DİTİB derneği 5 Temmuz 1984'de Köln'de Alman yasalarına göre kuruldu. Ancak şimdiye kadar görev yapan tüm başkanları Ankara tarafından atandı. Türkiye'nin Berlin'deki Din Hizmetleri Müşavirleri, düzenlenen genel kurullarda başkan seçildiler. Şimdi Ankara'ya geri çağırılan mevcut başkan Kazım Türkmen de muhtemelen DİTİB Başkanlığı görevini yeni atanacak müşavire bir genel kurulda teslim edecek.
Bir sivil toplum örgütünün başkanlığına bürokratların "atanması" Almanya'da pek kabul görecek bir uygulama değil.
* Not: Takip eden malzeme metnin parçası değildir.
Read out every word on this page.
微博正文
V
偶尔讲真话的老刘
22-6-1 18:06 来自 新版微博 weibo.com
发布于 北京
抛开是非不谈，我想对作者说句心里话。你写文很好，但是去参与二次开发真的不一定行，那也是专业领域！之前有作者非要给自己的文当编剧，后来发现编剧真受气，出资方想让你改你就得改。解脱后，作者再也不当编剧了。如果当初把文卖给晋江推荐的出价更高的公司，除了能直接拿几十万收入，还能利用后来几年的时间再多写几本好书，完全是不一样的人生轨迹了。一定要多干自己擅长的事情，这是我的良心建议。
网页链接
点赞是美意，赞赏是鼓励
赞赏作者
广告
Bu yüzden de DİTİB'in 40 yıldır vazgeçemediği bu geleneği fazlasıyla yadırganıyor.
"Ne yani, Almanya'dan bu derneği yönetecek bir başkan seçemiyorlar mı?" şeklindeki sorulara bir türlü yanıt verilemiyor.
Bu durum en çok "DİTİB her ne kadar Alman yasalarına göre kurulmuş, Almanya'da faaliyet gösteren bir dini dernek olsa da, talimatlarını Ankara'dan alan, Ankara'nın yönlendirmesinin dışına çıkamayan bir teşkilattır" görüşünü güçlü bir şekilde destekliyor.
Oysa DİTİB'in artık "Almanyalı" olmasının zamanı geldi.
İbadet için kıble sabit, ama sosyal yaşam için pusulasının yönünü yeniden ayarlaması gerekiyor.
O zaman Almanya'ya olan mesafesinin Ankara'dan çok daha kısa olduğunu da fark edecektir.